Dans ce contexte, monsieur le ministre, je souhaite vous alerter une nouvelle fois, comme je l'ai fait en commission et comme nous avons été nombreux à le faire dans cet hémicycle et dans les territoires, sur le sens des réformes menées actuellement ; nous devons indéniablement faire des économies et moderniser la fonction publique – nous avons d'ailleurs soutenu les initiatives récentes du Gouvernement en ce sens – , mais peut-être devons-nous, plus urgemment encore, redonner toute sa place à l'État pour assurer le respect des principes républicains dans l'ensemble des territoires.

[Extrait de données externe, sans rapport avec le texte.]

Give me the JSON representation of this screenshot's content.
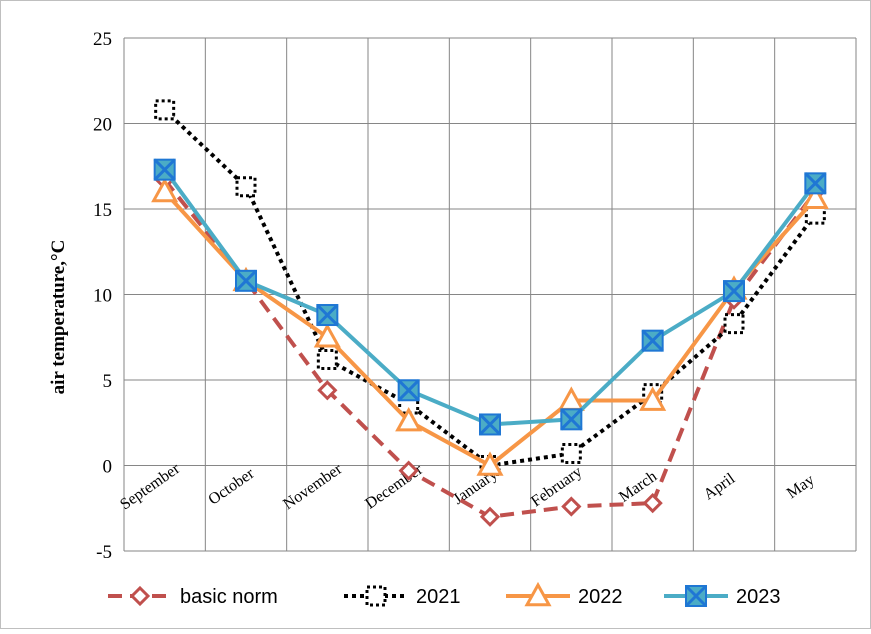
{
  "chart_data": {
    "type": "line",
    "title": "",
    "xlabel": "",
    "ylabel": "air temperature,°C",
    "categories": [
      "September",
      "October",
      "November",
      "December",
      "January",
      "February",
      "March",
      "April",
      "May"
    ],
    "ylim": [
      -5,
      25
    ],
    "yticks": [
      "-5",
      "0",
      "5",
      "10",
      "15",
      "20",
      "25"
    ],
    "grid": true,
    "legend_position": "bottom",
    "series": [
      {
        "name": "basic norm",
        "values": [
          16.7,
          10.8,
          4.4,
          -0.3,
          -3.0,
          -2.4,
          -2.2,
          9.7,
          16.0
        ],
        "color": "#c0504d",
        "line": "dashed",
        "marker": "diamond"
      },
      {
        "name": "2021",
        "values": [
          20.8,
          16.3,
          6.2,
          3.6,
          0.0,
          0.7,
          4.2,
          8.3,
          14.7
        ],
        "color": "#000000",
        "line": "dotted",
        "marker": "square"
      },
      {
        "name": "2022",
        "values": [
          16.0,
          10.8,
          7.5,
          2.6,
          0.0,
          3.8,
          3.8,
          10.3,
          15.6
        ],
        "color": "#f79646",
        "line": "solid",
        "marker": "triangle"
      },
      {
        "name": "2023",
        "values": [
          17.3,
          10.8,
          8.8,
          4.4,
          2.4,
          2.7,
          7.3,
          10.2,
          16.5
        ],
        "color": "#4bacc6",
        "line": "solid",
        "marker": "x-square"
      }
    ]
  }
}
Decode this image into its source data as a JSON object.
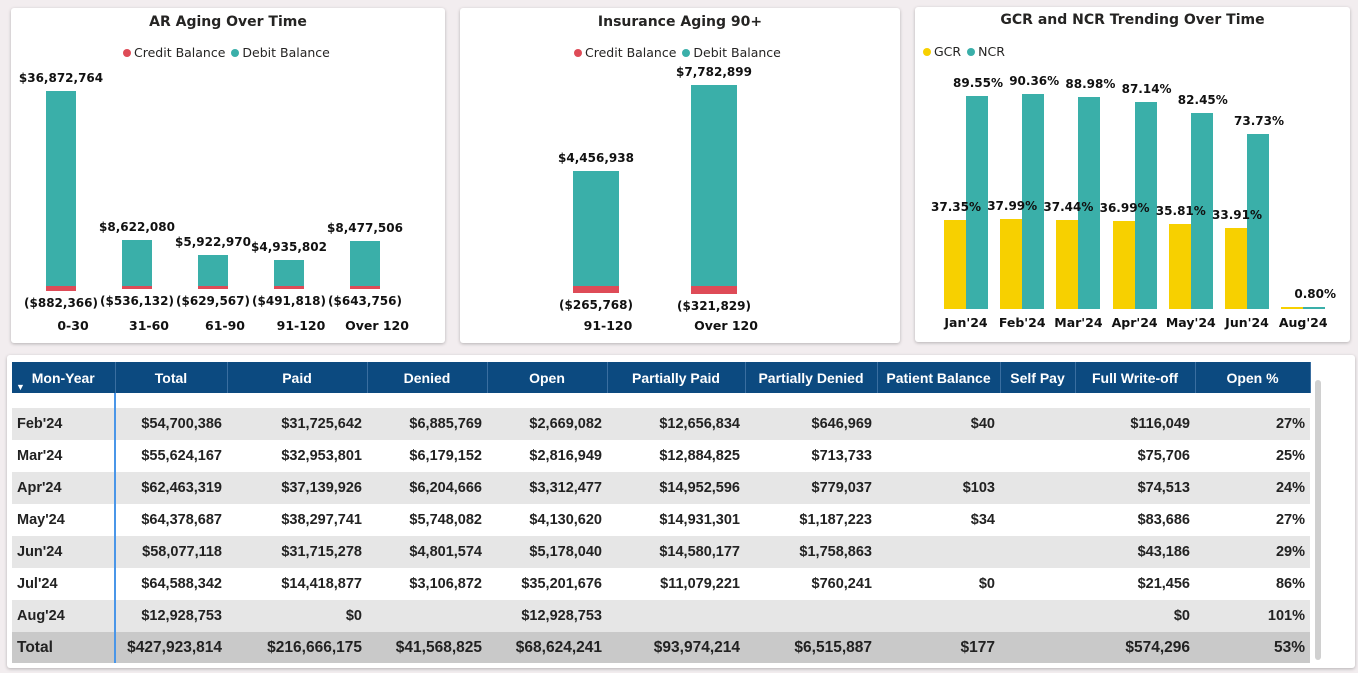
{
  "colors": {
    "credit": "#de4b57",
    "debit": "#3aafa9",
    "gcr": "#f7d000",
    "ncr": "#3aafa9",
    "header": "#0c4a80"
  },
  "ar_chart": {
    "chart_data": {
      "type": "bar",
      "stacked": true,
      "title": "AR Aging Over Time",
      "categories": [
        "0-30",
        "31-60",
        "61-90",
        "91-120",
        "Over 120"
      ],
      "series": [
        {
          "name": "Credit Balance",
          "values": [
            -882366,
            -536132,
            -629567,
            -491818,
            -643756
          ],
          "labels": [
            "($882,366)",
            "($536,132)",
            "($629,567)",
            "($491,818)",
            "($643,756)"
          ]
        },
        {
          "name": "Debit Balance",
          "values": [
            36872764,
            8622080,
            5922970,
            4935802,
            8477506
          ],
          "labels": [
            "$36,872,764",
            "$8,622,080",
            "$5,922,970",
            "$4,935,802",
            "$8,477,506"
          ]
        }
      ],
      "legend": "top"
    }
  },
  "ins_chart": {
    "chart_data": {
      "type": "bar",
      "stacked": true,
      "title": "Insurance Aging 90+",
      "categories": [
        "91-120",
        "Over 120"
      ],
      "series": [
        {
          "name": "Credit Balance",
          "values": [
            -265768,
            -321829
          ],
          "labels": [
            "($265,768)",
            "($321,829)"
          ]
        },
        {
          "name": "Debit Balance",
          "values": [
            4456938,
            7782899
          ],
          "labels": [
            "$4,456,938",
            "$7,782,899"
          ]
        }
      ],
      "legend": "top"
    }
  },
  "gcr_chart": {
    "chart_data": {
      "type": "bar",
      "title": "GCR and NCR Trending Over Time",
      "categories": [
        "Jan'24",
        "Feb'24",
        "Mar'24",
        "Apr'24",
        "May'24",
        "Jun'24",
        "Aug'24"
      ],
      "series": [
        {
          "name": "GCR",
          "values": [
            37.35,
            37.99,
            37.44,
            36.99,
            35.81,
            33.91,
            0.8
          ],
          "labels": [
            "37.35%",
            "37.99%",
            "37.44%",
            "36.99%",
            "35.81%",
            "33.91%",
            ""
          ]
        },
        {
          "name": "NCR",
          "values": [
            89.55,
            90.36,
            88.98,
            87.14,
            82.45,
            73.73,
            0.8
          ],
          "labels": [
            "89.55%",
            "90.36%",
            "88.98%",
            "87.14%",
            "82.45%",
            "73.73%",
            "0.80%"
          ]
        }
      ],
      "legend": "top-left"
    }
  },
  "table": {
    "columns": [
      "Mon-Year",
      "Total",
      "Paid",
      "Denied",
      "Open",
      "Partially Paid",
      "Partially Denied",
      "Patient Balance",
      "Self Pay",
      "Full Write-off",
      "Open %"
    ],
    "rows": [
      [
        "Feb'24",
        "$54,700,386",
        "$31,725,642",
        "$6,885,769",
        "$2,669,082",
        "$12,656,834",
        "$646,969",
        "$40",
        "",
        "$116,049",
        "27%"
      ],
      [
        "Mar'24",
        "$55,624,167",
        "$32,953,801",
        "$6,179,152",
        "$2,816,949",
        "$12,884,825",
        "$713,733",
        "",
        "",
        "$75,706",
        "25%"
      ],
      [
        "Apr'24",
        "$62,463,319",
        "$37,139,926",
        "$6,204,666",
        "$3,312,477",
        "$14,952,596",
        "$779,037",
        "$103",
        "",
        "$74,513",
        "24%"
      ],
      [
        "May'24",
        "$64,378,687",
        "$38,297,741",
        "$5,748,082",
        "$4,130,620",
        "$14,931,301",
        "$1,187,223",
        "$34",
        "",
        "$83,686",
        "27%"
      ],
      [
        "Jun'24",
        "$58,077,118",
        "$31,715,278",
        "$4,801,574",
        "$5,178,040",
        "$14,580,177",
        "$1,758,863",
        "",
        "",
        "$43,186",
        "29%"
      ],
      [
        "Jul'24",
        "$64,588,342",
        "$14,418,877",
        "$3,106,872",
        "$35,201,676",
        "$11,079,221",
        "$760,241",
        "$0",
        "",
        "$21,456",
        "86%"
      ],
      [
        "Aug'24",
        "$12,928,753",
        "$0",
        "",
        "$12,928,753",
        "",
        "",
        "",
        "",
        "$0",
        "101%"
      ]
    ],
    "total": [
      "Total",
      "$427,923,814",
      "$216,666,175",
      "$41,568,825",
      "$68,624,241",
      "$93,974,214",
      "$6,515,887",
      "$177",
      "",
      "$574,296",
      "53%"
    ]
  }
}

Or les suppressions successives de services publics physiques, année après année, au profit de services en ligne ou éloignés des bassins de vie des citoyens, donnent le sentiment, à tort ou à raison, d'un abandon de l'État. Je sais, monsieur le ministre, que plusieurs réformes sont en cours, notamment pour créer des maisons de service public devant répondre aux attentes des citoyens. Vous les avez évoquées en commission, et nous les jugerons sur pièces, le moment venu. Toutefois, il faut dès maintenant renforcer la présence de l'État, notamment dans les territoires qui souffrent d'importantes difficultés sociales et économiques : je pense aux territoires ruraux et périphériques, dont les habitants doivent parcourir de longues distances pour accéder à des soins, faire valoir leurs droits ou accomplir des démarches administratives.
J'espère, monsieur le ministre, que vous apporterez des précisions sur votre feuille de route, notamment sur les mesures les plus urgentes susceptibles de maintenir l'accès de tous les Français aux services de l'État.
Dans la partie thématique de mon rapport, j'ai choisi, cette année, de m'intéresser aux difficultés de financement que rencontrent les candidats et les partis politiques. La vitalité de notre démocratie et de l'engagement politique doit être soutenue. Je salue à ce titre l'important travail réalisé par le Sénat sur le projet de loi relatif à l'engagement dans la vie locale et à la proximité de l'action publique, que la commission des lois examine cette semaine : il va beaucoup plus loin que les propositions du Gouvernement, notamment en matière de soutien aux élus de proximité que sont les maires. Si le cadre juridique actuel offre des garanties importantes au travers des financements publics existants, des difficultés persistent pour nombre de candidats, même lorsqu'ils appartiennent à un parti bien établi. Tel est le constat du premier rapport remis au Parlement par le médiateur du crédit aux candidats et aux partis politiques, M. Jean-Raphaël Alventosa.
Deux exemples illustrent ces difficultés. D'abord, le droit au compte, bien qu'il soit garanti par la loi, ne semble pas respecté dans 10 % des cas en moyenne – voire dans 23 % des cas s'agissant des élections européennes. L'ouverture d'un compte de campagne est pourtant une obligation substantielle. À l'approche des élections municipales, de telles difficultés sont inadmissibles, et sans doute une sensibilisation des grands réseaux bancaires est-elle nécessaire pour y mettre un terme.
Ensuite, l'accès au crédit bancaire n'est pas satisfaisant. Les banques ne manifestent pas une défaillance généralisée en la matière, mais, pour diverses raisons, certaines refusent par principe d'accorder des prêts à des candidats, quels que soient leur parti et leur dossier. Malgré les nombreuses avancées législatives et réglementaires intervenues depuis la loi fondatrice de 1988 pour donner un cadre juridique clair aux candidats et aux partis politiques, il reste beaucoup à faire. On ne pourra répondre à cet enjeu démocratique non par la création d'une banque de la démocratie – à laquelle vous avez d'ailleurs renoncé – , mais par la promotion de bonnes pratiques et par la possibilité de saisir le médiateur du crédit plus tôt et plus facilement.
En conclusion, et malgré les efforts que vous avez consentis, monsieur le ministre, pour répondre à nos interrogations en commission, j'émets un avis défavorable sur les crédits de la mission « Administration générale et territoriale de l'État ».